Cuba’s economy picked up significantly in the 2000s. Then in 2008, Cuba’s economy was slammed by the effects of the worldwide recession. The economic policy first launched in 1993 was broadened to invite more foreign investment and allow the conversion of previously state-run entities to cooperatives and collectives. Today, more than 650,000 workers are engaged in non-state employment. Cuba also has a law that prohibits confidential trade and economic deals from being revealed publicly, to protect those investments.
A unique revolutionary process
Venezuela’s revolutionary process began with Hugo Chávez’s 1999 presidency, in a world without the presence of the socialist camp, as existed with the Soviet Union. In the early years of the Bolivarian Revolution, Cuba and Venezuela formed a vital and strategic relationship that has been of great mutual economic and political benefit. This alliance in turn inspired other progressive governments to take hold in Latin America in the decade of the 2000s.
In revolutionary history, Venezuela is unique. The socialist government has evolved to include the power of the state, including a military force and more than 3 million militias committed to defend the socialist project. The oil industry and other natural resources remain in the hands of the state, by virtue of the 1999 Bolivarian Constitution.

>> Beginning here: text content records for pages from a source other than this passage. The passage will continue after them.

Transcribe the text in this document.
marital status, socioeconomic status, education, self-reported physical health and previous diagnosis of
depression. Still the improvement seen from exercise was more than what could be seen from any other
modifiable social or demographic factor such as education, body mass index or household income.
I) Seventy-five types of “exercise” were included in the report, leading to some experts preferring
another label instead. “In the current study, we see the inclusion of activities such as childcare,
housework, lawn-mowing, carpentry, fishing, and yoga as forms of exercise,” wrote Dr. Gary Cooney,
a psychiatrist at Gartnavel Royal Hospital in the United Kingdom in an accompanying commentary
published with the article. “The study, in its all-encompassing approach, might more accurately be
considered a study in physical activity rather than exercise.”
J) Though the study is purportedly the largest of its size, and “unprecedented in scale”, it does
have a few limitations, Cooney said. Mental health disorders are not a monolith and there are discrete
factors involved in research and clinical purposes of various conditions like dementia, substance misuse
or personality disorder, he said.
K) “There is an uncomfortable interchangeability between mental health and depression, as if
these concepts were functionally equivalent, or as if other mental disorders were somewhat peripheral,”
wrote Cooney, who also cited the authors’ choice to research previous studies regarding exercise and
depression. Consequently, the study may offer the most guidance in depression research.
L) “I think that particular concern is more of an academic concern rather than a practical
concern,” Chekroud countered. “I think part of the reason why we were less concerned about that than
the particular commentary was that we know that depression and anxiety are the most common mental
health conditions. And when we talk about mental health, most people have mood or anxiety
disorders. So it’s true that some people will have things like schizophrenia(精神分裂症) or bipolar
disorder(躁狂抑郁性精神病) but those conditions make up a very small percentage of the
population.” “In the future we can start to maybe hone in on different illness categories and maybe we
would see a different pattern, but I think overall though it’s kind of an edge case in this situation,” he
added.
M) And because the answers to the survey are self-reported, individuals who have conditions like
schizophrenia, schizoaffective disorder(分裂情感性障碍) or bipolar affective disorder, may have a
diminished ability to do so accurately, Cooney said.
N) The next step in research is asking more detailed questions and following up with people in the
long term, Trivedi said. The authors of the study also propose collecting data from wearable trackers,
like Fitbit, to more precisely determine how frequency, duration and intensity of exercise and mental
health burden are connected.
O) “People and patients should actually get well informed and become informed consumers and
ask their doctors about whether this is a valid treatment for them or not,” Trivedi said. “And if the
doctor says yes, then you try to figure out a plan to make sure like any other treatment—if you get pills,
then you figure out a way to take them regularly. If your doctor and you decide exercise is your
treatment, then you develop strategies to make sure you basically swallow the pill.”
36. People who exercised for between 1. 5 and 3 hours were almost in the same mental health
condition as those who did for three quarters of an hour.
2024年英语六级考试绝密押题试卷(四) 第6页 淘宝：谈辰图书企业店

But Venezuela’s bourgeoisie still holds great economic power. It largely acts as an internal destabilizer for U.S. imperialism. Venezuela is still essentially a capitalist country. It is all the more remarkable then, that the Bolivarian revolutionary process has survived 20 years of U.S. imperialist coups, economic war and siege that have intensified since 2017.
Hugo Chávez’s legacy, the United Socialist Party of Venezuela, is more than the ruling party. It retains enormous influence among its millions of members. Mass organizations and social projects called missions, are organized by popular organizations called communes and communal councils. Women play a major role in the process, in the nation’s militias, in the hands-on operation of programs like the CLAP food distribution, and in neighborhood organizations.
Throughout every state, city and rural community, the forces encompassed in the United Socialist Party of Venezuela and the Great Patriotic Pole are mobilizing the people and organizing practice runs to familiarize the population with the voting machines and process come Dec. 6.
In spite of increasing unilateral coercive measures by the U.S., Canada and European countries, especially in the last year, there are several countries allied with Venezuela that have not bowed down to imperialist pressure. The anti-blockade law is Venezuela’s answer to break out of the imperialist encirclement.
It is incumbent upon progressive movements and activists in the world to understand the gravity of Venezuela’s situation, their struggle to overcome and the need for unconditional solidarity with the Bolivarian Revolution. Stand with the heroic Venezuelan masses in defense of their sovereignty and their revolutionary struggle for socialism!